Supplementary Materials
Data Availability Statement
The PacBio HiFi reads used to generate the hifiasm assembly for the benchmark are in the NCBI SRA with accessions SRR10382245, SRR10382244, SRR10382249, SRR10382248, SRR10382247, and SRR10382246. The v1.00 benchmark VCF and BED files, as well as Liftoff gene annotations, assembly-assembly alignments, and variant calls, are available at https://ftp-trace.ncbi.nlm.nih.gov/ReferenceSamples/giab/release/AshkenazimTrio/HG002_NA24385_son/CMRG_v1.00/, and as a DOI at https://doi.org/10.18434/mds2-2475. This is released as a separate benchmark from v4.2.1 because it includes a small fraction of the genome, it has different characteristics from the mapping-based v4.2.1, and v4.2.1 only includes small variants.
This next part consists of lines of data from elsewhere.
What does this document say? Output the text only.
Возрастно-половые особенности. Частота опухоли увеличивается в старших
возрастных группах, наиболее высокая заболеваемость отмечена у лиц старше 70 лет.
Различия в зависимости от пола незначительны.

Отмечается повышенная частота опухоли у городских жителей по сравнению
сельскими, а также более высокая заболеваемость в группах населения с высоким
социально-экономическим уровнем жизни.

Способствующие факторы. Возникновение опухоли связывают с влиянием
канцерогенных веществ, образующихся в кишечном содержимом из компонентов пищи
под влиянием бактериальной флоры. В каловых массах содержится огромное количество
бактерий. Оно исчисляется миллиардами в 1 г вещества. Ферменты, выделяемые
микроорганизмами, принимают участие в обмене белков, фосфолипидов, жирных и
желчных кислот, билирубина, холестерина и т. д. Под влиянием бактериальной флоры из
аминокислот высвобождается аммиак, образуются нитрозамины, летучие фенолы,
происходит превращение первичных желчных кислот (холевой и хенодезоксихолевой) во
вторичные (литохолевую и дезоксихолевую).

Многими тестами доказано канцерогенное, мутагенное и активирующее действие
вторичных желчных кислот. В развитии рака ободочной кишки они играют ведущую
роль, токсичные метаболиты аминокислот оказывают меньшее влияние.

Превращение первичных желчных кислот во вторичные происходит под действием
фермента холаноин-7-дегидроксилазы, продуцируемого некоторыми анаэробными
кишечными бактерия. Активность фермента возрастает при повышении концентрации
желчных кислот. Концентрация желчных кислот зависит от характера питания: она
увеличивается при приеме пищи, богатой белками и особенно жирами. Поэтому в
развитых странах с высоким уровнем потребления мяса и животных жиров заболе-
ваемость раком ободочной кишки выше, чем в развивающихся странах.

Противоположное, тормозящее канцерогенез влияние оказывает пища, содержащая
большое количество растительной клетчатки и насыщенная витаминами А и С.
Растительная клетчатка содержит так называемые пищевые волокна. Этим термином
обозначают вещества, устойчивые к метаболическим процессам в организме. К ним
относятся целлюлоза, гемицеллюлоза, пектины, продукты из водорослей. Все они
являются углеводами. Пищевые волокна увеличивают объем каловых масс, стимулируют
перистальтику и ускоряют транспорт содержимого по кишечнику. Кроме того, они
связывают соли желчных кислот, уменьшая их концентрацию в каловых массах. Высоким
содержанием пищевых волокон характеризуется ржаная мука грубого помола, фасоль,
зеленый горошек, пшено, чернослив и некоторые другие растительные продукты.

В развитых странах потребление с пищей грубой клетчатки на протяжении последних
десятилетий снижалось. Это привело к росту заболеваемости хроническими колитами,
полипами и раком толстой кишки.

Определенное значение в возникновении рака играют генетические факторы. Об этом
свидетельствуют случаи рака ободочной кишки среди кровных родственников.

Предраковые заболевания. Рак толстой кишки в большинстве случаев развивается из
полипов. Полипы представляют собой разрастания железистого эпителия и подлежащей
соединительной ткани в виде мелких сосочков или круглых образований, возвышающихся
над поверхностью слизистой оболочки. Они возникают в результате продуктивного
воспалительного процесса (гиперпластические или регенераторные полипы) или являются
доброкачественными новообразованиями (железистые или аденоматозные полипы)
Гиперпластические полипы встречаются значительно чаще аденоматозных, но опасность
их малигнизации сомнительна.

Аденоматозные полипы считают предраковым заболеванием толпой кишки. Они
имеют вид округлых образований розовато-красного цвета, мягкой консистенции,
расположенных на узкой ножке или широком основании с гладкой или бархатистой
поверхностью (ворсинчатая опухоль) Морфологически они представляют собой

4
Using v4.2.1 and the CMRG benchmarks as two separate benchmarks enables users to obtain broader performance metrics for most of the genome and for a small set of particularly challenging genes, respectively. The masked GRCh38 reference, recently updated to version 2 with additional false duplications from the Telomere to Telomere Consortium, is under https://ftp-trace.ncbi.nlm.nih.gov/ReferenceSamples/giab/release/references. We recommend using v3.0 GA4GH/GIAB stratification bed files intended for use with hap.py when benchmarking, available under https://ftp-trace.ncbi.nlm.nih.gov/ReferenceSamples/giab/release/genome-stratifications/. These stratifications include bed files corresponding to false duplications and collapsed duplications in GRCh38. All data have no restrictions, as the HG002 sample has an open consent from the Personal Genome Project.